Read more: Texas border standoff with Biden administration widens

Both authors recall how the delay in funding to Ukraine exemplifies the impact of political chaos on US foreign policy. Profound disagreements on border security have held up the funding and the fourth five-year reauthorization of PEPFAR, or the President’s Emergency Plan for AIDS Relief, has been enmeshed in larger abortion controversies.

Even life-saving initiatives like PEPFAR they believe are jeopardized by contentious domestic politics.

Hadley and Fontaine believe that US political leaders should pledge to unify the nation and “emphasize that, whatever our differences are at home, they pale in comparison to those with our foreign adversaries.”

They note that domestic issues like globalization, illegal immigration, and affordable health care have all yet to be tackled with “sustainable, bipartisan solutions.”

They believe that what the country needs is an economic framework that promotes inclusive growth and border security with legal migration to revitalize the economy, while leaders should make difficult decisions to put long-term government spending “in line with revenues,” in addition to rebuilding a strong national defense.

Only then, they argue, will Americans begin to trust their institutions again.

They emphasize that Americans will not care about overseas issues until their leaders “address real needs at home.”

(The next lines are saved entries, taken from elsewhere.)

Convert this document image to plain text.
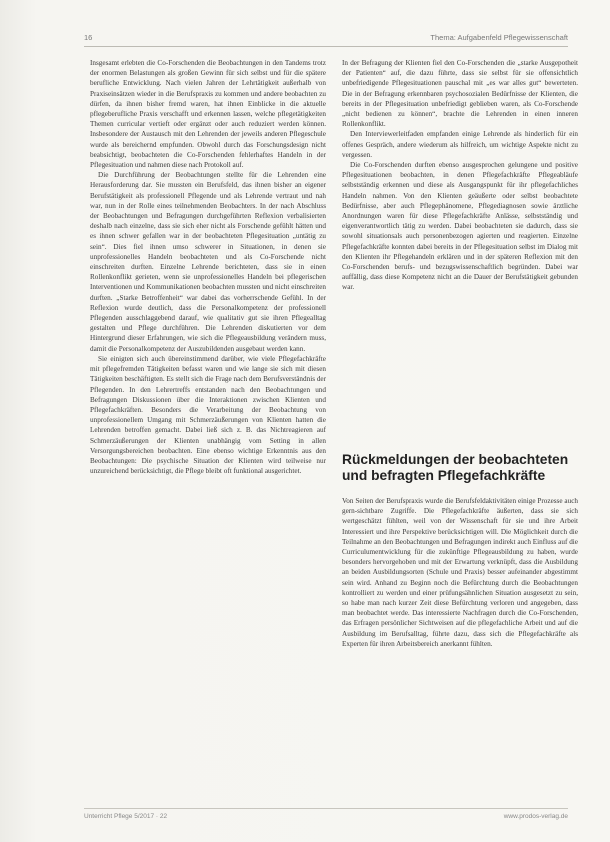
16	Thema: Aufgabenfeld Pflegewissenschaft

Insgesamt erlebten die Co-Forschenden die Beobachtungen in den Tandems trotz der enormen Belastungen als großen Gewinn für sich selbst und für die spätere berufliche Entwicklung. Nach vielen Jahren der Lehrtätigkeit außerhalb von Praxiseinsätzen wieder in die Berufspraxis zu kommen und andere beobachten zu dürfen, da ihnen bisher fremd waren, hat ihnen Einblicke in die aktuelle pflegeberufliche Praxis verschafft und erkennen lassen, welche pflegetätigkeiten Themen curricular vertieft oder ergänzt oder auch reduziert werden können. Insbesondere der Austausch mit den Lehrenden der jeweils anderen Pflegeschule wurde als bereichernd empfunden. Obwohl durch das Forschungsdesign nicht beabsichtigt, beobachteten die Co-Forschenden fehlerhaftes Handeln in der Pflegesituation und nahmen diese nach Protokoll auf.

Die Durchführung der Beobachtungen stellte für die Lehrenden eine Herausforderung dar. Sie mussten ein Berufsfeld, das ihnen bisher an eigener Berufstätigkeit als professionell Pflegende und als Lehrende vertraut und nah war, nun in der Rolle eines teilnehmenden Beobachters. In der nach Abschluss der Beobachtungen und Befragungen durchgeführten Reflexion verbalisierten deshalb nach einzelne, dass sie sich eher nicht als Forschende gefühlt hätten und es ihnen schwer gefallen war in der beobachteten Pflegesituation „untätig zu sein“. Dies fiel ihnen umso schwerer in Situationen, in denen sie unprofessionelles Handeln beobachteten und als Co-Forschende nicht einschreiten durften. Einzelne Lehrende berichteten, dass sie in einen Rollenkonflikt gerieten, wenn sie unprofessionelles Handeln bei pflegerischen Interventionen und Kommunikationen beobachten mussten und nicht einschreiten durften. „Starke Betroffenheit“ war dabei das vorherrschende Gefühl. In der Reflexion wurde deutlich, dass die Personalkompetenz der professionell Pflegenden ausschlaggebend darauf, wie qualitativ gut sie ihren Pflegealltag gestalten und Pflege durchführen. Die Lehrenden diskutierten vor dem Hintergrund dieser Erfahrungen, wie sich die Pflegeausbildung verändern muss, damit die Personalkompetenz der Auszubildenden ausgebaut werden kann.

Sie einigten sich auch übereinstimmend darüber, wie viele Pflegefachkräfte mit pflegefremden Tätigkeiten befasst waren und wie lange sie sich mit diesen Tätigkeiten beschäftigten. Es stellt sich die Frage nach dem Berufsverständnis der Pflegenden. In den Lehrertreffs entstanden nach den Beobachtungen und Befragungen Diskussionen über die Interaktionen zwischen Klienten und Pflegefachkräften. Besonders die Verarbeitung der Beobachtung von unprofessionellem Umgang mit Schmerzäußerungen von Klienten hatten die Lehrenden betroffen gemacht. Dabei ließ sich z. B. das Nichtreagieren auf Schmerzäußerungen der Klienten unabhängig vom Setting in allen Versorgungsbereichen beobachten. Eine ebenso wichtige Erkenntnis aus den Beobachtungen: Die psychische Situation der Klienten wird teilweise nur unzureichend berücksichtigt, die Pflege bleibt oft funktional ausgerichtet.

In der Befragung der Klienten fiel den Co-Forschenden die „starke Ausgepotheit der Patienten“ auf, die dazu führte, dass sie selbst für sie offensichtlich unbefriedigende Pflegesituationen pauschal mit „es war alles gut“ bewerteten. Die in der Befragung erkennbaren psychosozialen Bedürfnisse der Klienten, die bereits in der Pflegesituation unbefriedigt geblieben waren, als Co-Forschende „nicht bedienen zu können“, brachte die Lehrenden in einen inneren Rollenkonflikt.

Den Interviewerleitfaden empfanden einige Lehrende als hinderlich für ein offenes Gespräch, andere wiederum als hilfreich, um wichtige Aspekte nicht zu vergessen.

Die Co-Forschenden durften ebenso ausgesprochen gelungene und positive Pflegesituationen beobachten, in denen Pflegefachkräfte Pflegeabläufe selbstständig erkennen und diese als Ausgangspunkt für ihr pflegefachliches Handeln nahmen. Von den Klienten geäußerte oder selbst beobachtete Bedürfnisse, aber auch Pflegephänomene, Pflegediagnosen sowie ärztliche Anordnungen waren für diese Pflegefachkräfte Anlässe, selbstständig und eigenverantwortlich tätig zu werden. Dabei beobachteten sie dadurch, dass sie sowohl situationsals auch personenbezogen agierten und reagierten. Einzelne Pflegefachkräfte konnten dabei bereits in der Pflegesituation selbst im Dialog mit den Klienten ihr Pflegehandeln erklären und in der späteren Reflexion mit den Co-Forschenden berufs- und bezugswissenschaftlich begründen. Dabei war auffällig, dass diese Kompetenz nicht an die Dauer der Berufstätigkeit gebunden war.

Rückmeldungen der beobachteten und befragten Pflegefachkräfte

Von Seiten der Berufspraxis wurde die Berufsfeldaktivitäten einige Prozesse auch gern-sichtbare Zugriffe. Die Pflegefachkräfte äußerten, dass sie sich wertgeschätzt fühlten, weil von der Wissenschaft für sie und ihre Arbeit Interessiert und ihre Perspektive berücksichtigen will. Die Möglichkeit durch die Teilnahme an den Beobachtungen und Befragungen indirekt auch Einfluss auf die Curriculumentwicklung für die zukünftige Pflegeausbildung zu haben, wurde besonders hervorgehoben und mit der Erwartung verknüpft, dass die Ausbildung an beiden Ausbildungsorten (Schule und Praxis) besser aufeinander abgestimmt sein wird. Anhand zu Beginn noch die Befürchtung durch die Beobachtungen kontrolliert zu werden und einer prüfungsähnlichen Situation ausgesetzt zu sein, so habe man nach kurzer Zeit diese Befürchtung verloren und angegeben, dass man beobachtet werde. Das interessierte Nachfragen durch die Co-Forschenden, das Erfragen persönlicher Sichtweisen auf die pflegefachliche Arbeit und auf die Ausbildung im Berufsalltag, führte dazu, dass sich die Pflegefachkräfte als Experten für ihren Arbeitsbereich anerkannt fühlten.

Unterricht Pflege 5/2017 · 22	www.prodos-verlag.de
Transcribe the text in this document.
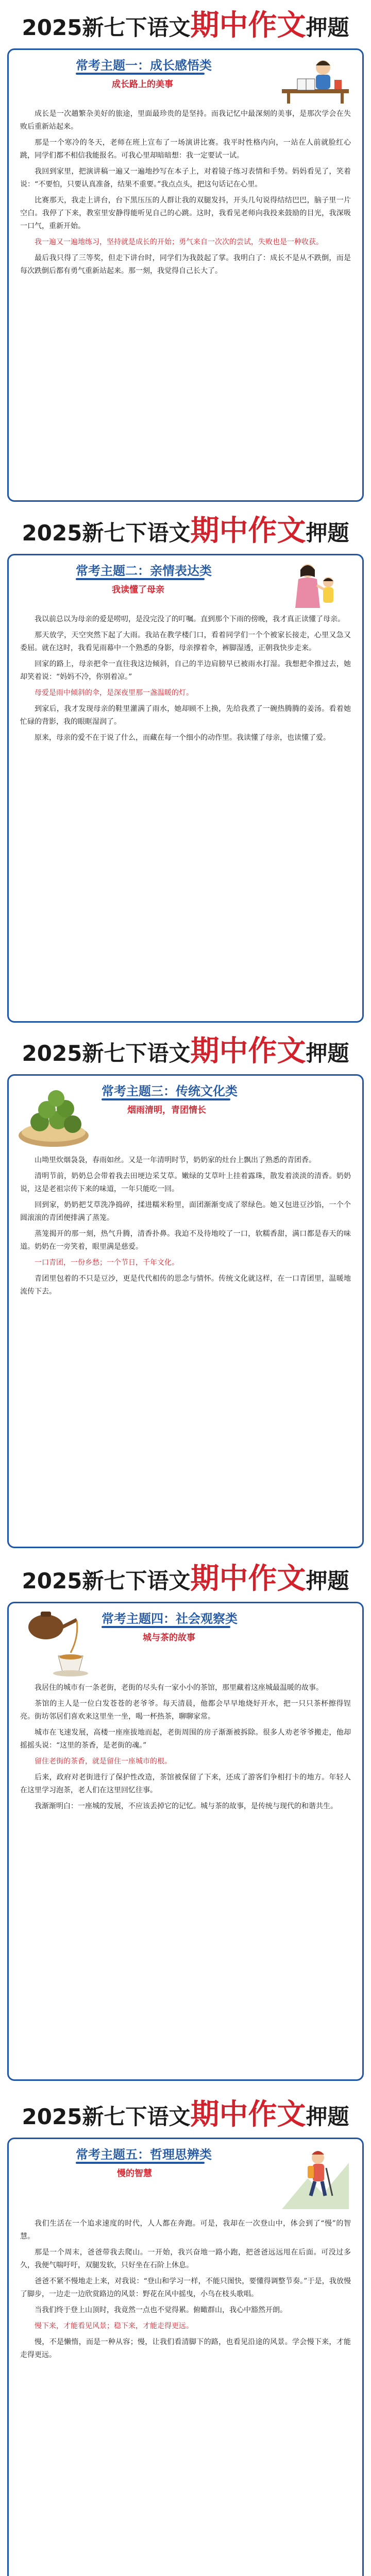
2025新七下语文期中作文押题
常考主题一：成长感悟类
成长路上的美事

成长是一次趟繁杂美好的旅途，里面最珍贵的是坚持。而我记忆中最深刻的美事，是那次学会在失败后重新站起来。

那是一个寒冷的冬天，老师在班上宣布了一场演讲比赛。我平时性格内向，一站在人前就脸红心跳，同学们都不相信我能报名。可我心里却暗暗想：我一定要试一试。

我回到家里，把演讲稿一遍又一遍地抄写在本子上，对着镜子练习表情和手势。妈妈看见了，笑着说：“不要怕，只要认真准备，结果不重要。”我点点头，把这句话记在心里。

比赛那天，我走上讲台，台下黑压压的人群让我的双腿发抖，开头几句说得结结巴巴，脑子里一片空白。我停了下来，教室里安静得能听见自己的心跳。这时，我看见老师向我投来鼓励的目光，我深吸一口气，重新开始。

我一遍又一遍地练习，坚持就是成长的开始；勇气来自一次次的尝试，失败也是一种收获。

最后我只得了三等奖，但走下讲台时，同学们为我鼓起了掌。我明白了：成长不是从不跌倒，而是每次跌倒后都有勇气重新站起来。那一刻，我觉得自己长大了。

2025新七下语文期中作文押题
常考主题二：亲情表达类
我读懂了母亲

我以前总以为母亲的爱是唠叨，是没完没了的叮嘱。直到那个下雨的傍晚，我才真正读懂了母亲。

那天放学，天空突然下起了大雨。我站在教学楼门口，看着同学们一个个被家长接走，心里又急又委屈。就在这时，我看见雨幕中一个熟悉的身影，母亲撑着伞，裤脚湿透，正朝我快步走来。

回家的路上，母亲把伞一直往我这边倾斜，自己的半边肩膀早已被雨水打湿。我想把伞推过去，她却笑着说：“妈妈不冷，你别着凉。”

母爱是雨中倾斜的伞，是深夜里那一盏温暖的灯。

到家后，我才发现母亲的鞋里灌满了雨水，她却顾不上换，先给我煮了一碗热腾腾的姜汤。看着她忙碌的背影，我的眼眶湿润了。

原来，母亲的爱不在于说了什么，而藏在每一个细小的动作里。我读懂了母亲，也读懂了爱。

2025新七下语文期中作文押题
常考主题三：传统文化类
烟雨清明，青团情长

山坳里炊烟袅袅，春雨如丝。又是一年清明时节，奶奶家的灶台上飘出了熟悉的青团香。

清明节前，奶奶总会带着我去田埂边采艾草。嫩绿的艾草叶上挂着露珠，散发着淡淡的清香。奶奶说，这是老祖宗传下来的味道，一年只能吃一回。

回到家，奶奶把艾草洗净捣碎，揉进糯米粉里，面团渐渐变成了翠绿色。她又包进豆沙馅，一个个圆滚滚的青团便排满了蒸笼。

蒸笼揭开的那一刻，热气升腾，清香扑鼻。我迫不及待地咬了一口，软糯香甜，满口都是春天的味道。奶奶在一旁笑着，眼里满是慈爱。

一口青团，一份乡愁；一个节日，千年文化。

青团里包着的不只是豆沙，更是代代相传的思念与情怀。传统文化就这样，在一口青团里，温暖地流传下去。

2025新七下语文期中作文押题
常考主题四：社会观察类
城与茶的故事

我居住的城市有一条老街，老街的尽头有一家小小的茶馆，那里藏着这座城最温暖的故事。

茶馆的主人是一位白发苍苍的老爷爷。每天清晨，他都会早早地烧好开水，把一只只茶杯擦得锃亮。街坊邻居们喜欢来这里坐一坐，喝一杯热茶，聊聊家常。

城市在飞速发展，高楼一座座拔地而起，老街周围的房子渐渐被拆除。很多人劝老爷爷搬走，他却摇摇头说：“这里的茶香，是老街的魂。”

留住老街的茶香，就是留住一座城市的根。

后来，政府对老街进行了保护性改造，茶馆被保留了下来，还成了游客们争相打卡的地方。年轻人在这里学习泡茶，老人们在这里回忆往事。

我渐渐明白：一座城的发展，不应该丢掉它的记忆。城与茶的故事，是传统与现代的和谐共生。

2025新七下语文期中作文押题
常考主题五：哲理思辨类
慢的智慧

我们生活在一个追求速度的时代，人人都在奔跑。可是，我却在一次登山中，体会到了“慢”的智慧。

那是一个周末，爸爸带我去爬山。一开始，我兴奋地一路小跑，把爸爸远远甩在后面。可没过多久，我便气喘吁吁，双腿发软，只好坐在石阶上休息。

爸爸不紧不慢地走上来，对我说：“登山和学习一样，不能只图快，要懂得调整节奏。”于是，我放慢了脚步，一边走一边欣赏路边的风景：野花在风中摇曳，小鸟在枝头歌唱。

当我们终于登上山顶时，我竟然一点也不觉得累。俯瞰群山，我心中豁然开朗。

慢下来，才能看见风景；稳下来，才能走得更远。

慢，不是懒惰，而是一种从容；慢，让我们看清脚下的路，也看见沿途的风景。学会慢下来，才能走得更远。
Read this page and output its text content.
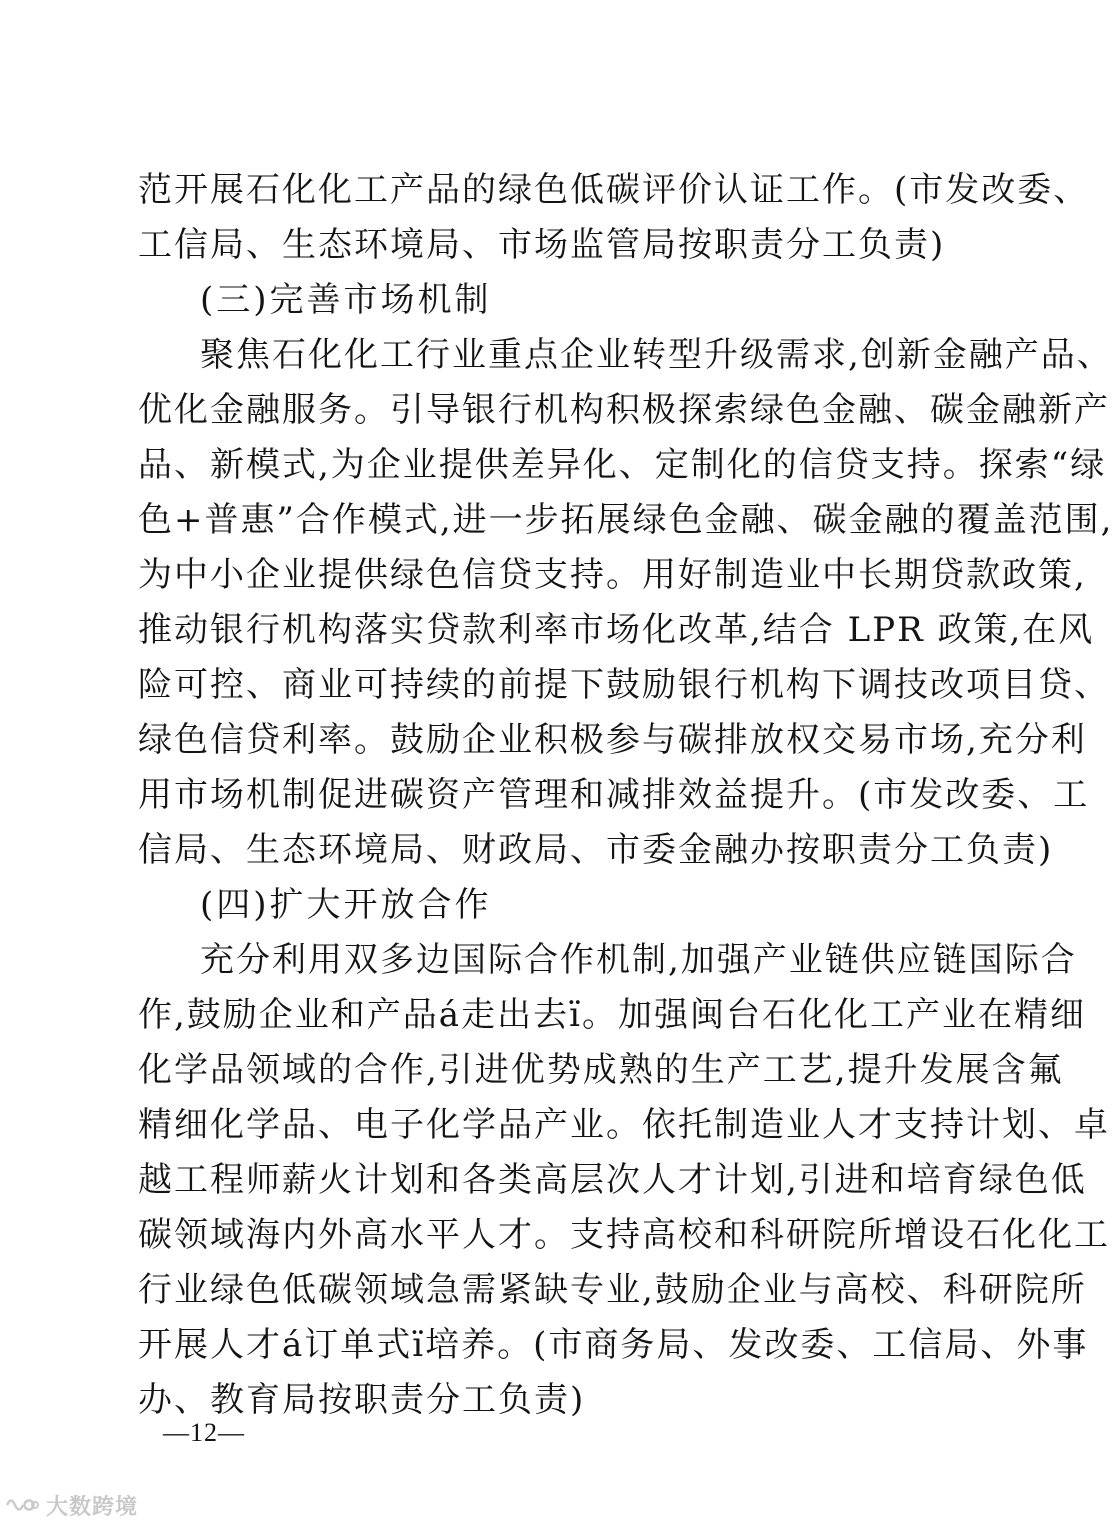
范开展石化化工产品的绿色低碳评价认证工作。(市发改委、
工信局、生态环境局、市场监管局按职责分工负责)
(三)完善市场机制
聚焦石化化工行业重点企业转型升级需求,创新金融产品、
优化金融服务。引导银行机构积极探索绿色金融、碳金融新产
品、新模式,为企业提供差异化、定制化的信贷支持。探索“绿
色+普惠”合作模式,进一步拓展绿色金融、碳金融的覆盖范围,
为中小企业提供绿色信贷支持。用好制造业中长期贷款政策,
推动银行机构落实贷款利率市场化改革,结合 LPR 政策,在风
险可控、商业可持续的前提下鼓励银行机构下调技改项目贷、
绿色信贷利率。鼓励企业积极参与碳排放权交易市场,充分利
用市场机制促进碳资产管理和减排效益提升。(市发改委、工
信局、生态环境局、财政局、市委金融办按职责分工负责)
(四)扩大开放合作
充分利用双多边国际合作机制,加强产业链供应链国际合
作,鼓励企业和产品á走出去ï。加强闽台石化化工产业在精细
化学品领域的合作,引进优势成熟的生产工艺,提升发展含氟
精细化学品、电子化学品产业。依托制造业人才支持计划、卓
越工程师薪火计划和各类高层次人才计划,引进和培育绿色低
碳领域海内外高水平人才。支持高校和科研院所增设石化化工
行业绿色低碳领域急需紧缺专业,鼓励企业与高校、科研院所
开展人才á订单式ï培养。(市商务局、发改委、工信局、外事
办、教育局按职责分工负责)
—12—
大数跨境
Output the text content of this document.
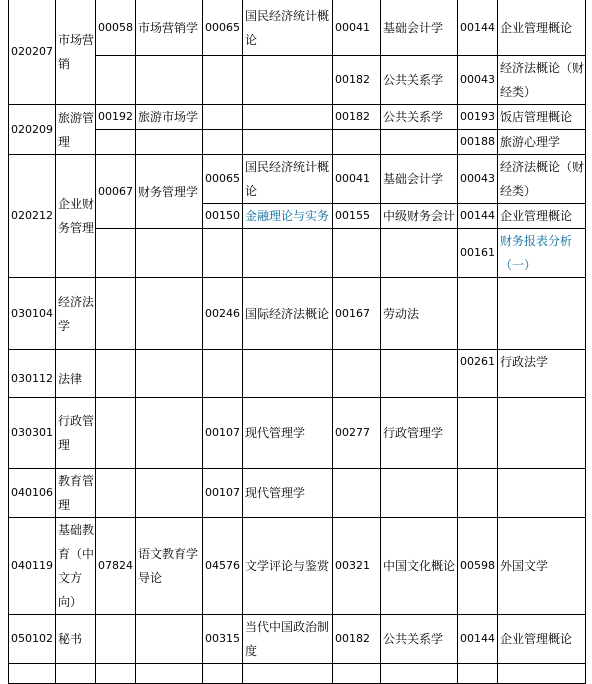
020207	市场营销	00058	市场营销学	00065	国民经济统计概论	00041	基础会计学	00144	企业管理概论
						00182	公共关系学	00043	经济法概论（财经类）
020209	旅游管理	00192	旅游市场学			00182	公共关系学	00193	饭店管理概论
								00188	旅游心理学
020212	企业财务管理	00067	财务管理学	00065	国民经济统计概论	00041	基础会计学	00043	经济法概论（财经类）
				00150	金融理论与实务	00155	中级财务会计	00144	企业管理概论
								00161	财务报表分析（一）
030104	经济法学			00246	国际经济法概论	00167	劳动法		
030112	法律							00261	行政法学
030301	行政管理			00107	现代管理学	00277	行政管理学		
040106	教育管理			00107	现代管理学				
040119	基础教育（中文方向）	07824	语文教育学导论	04576	文学评论与鉴赏	00321	中国文化概论	00598	外国文学
050102	秘书			00315	当代中国政治制度	00182	公共关系学	00144	企业管理概论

Trump: border bill must be separate from foreign war aid allocation

Former President Donald Trump called for the separation of a new US bill addressing border and immigration issues from the allocation of foreign aid to Ukraine and “Israel”, following the unveiling of the Senate’s supplemental funding bill on Sunday.

“We need a separate Border and Immigration Bill. It should not be tied to foreign aid in any way, shape, or form!” Trump said.

According to Trump, the Senate bill is intended to shift blame away from the Democrats, whom he accuses of causing the border crisis, and place the responsibility for the consequences of their perceived poor performance on the Republicans.

“Only a fool, or a Radical Left Democrat, would vote for this horrendous Border Bill,” Trump said via a Truth Social post.

US senators unveiled Sunday the text of a highly anticipated bill that would allocate substantial new aid for Ukraine and the Israeli occupation entity, while simultaneously implementing stricter US border laws, which the Republicans vowed will not pass.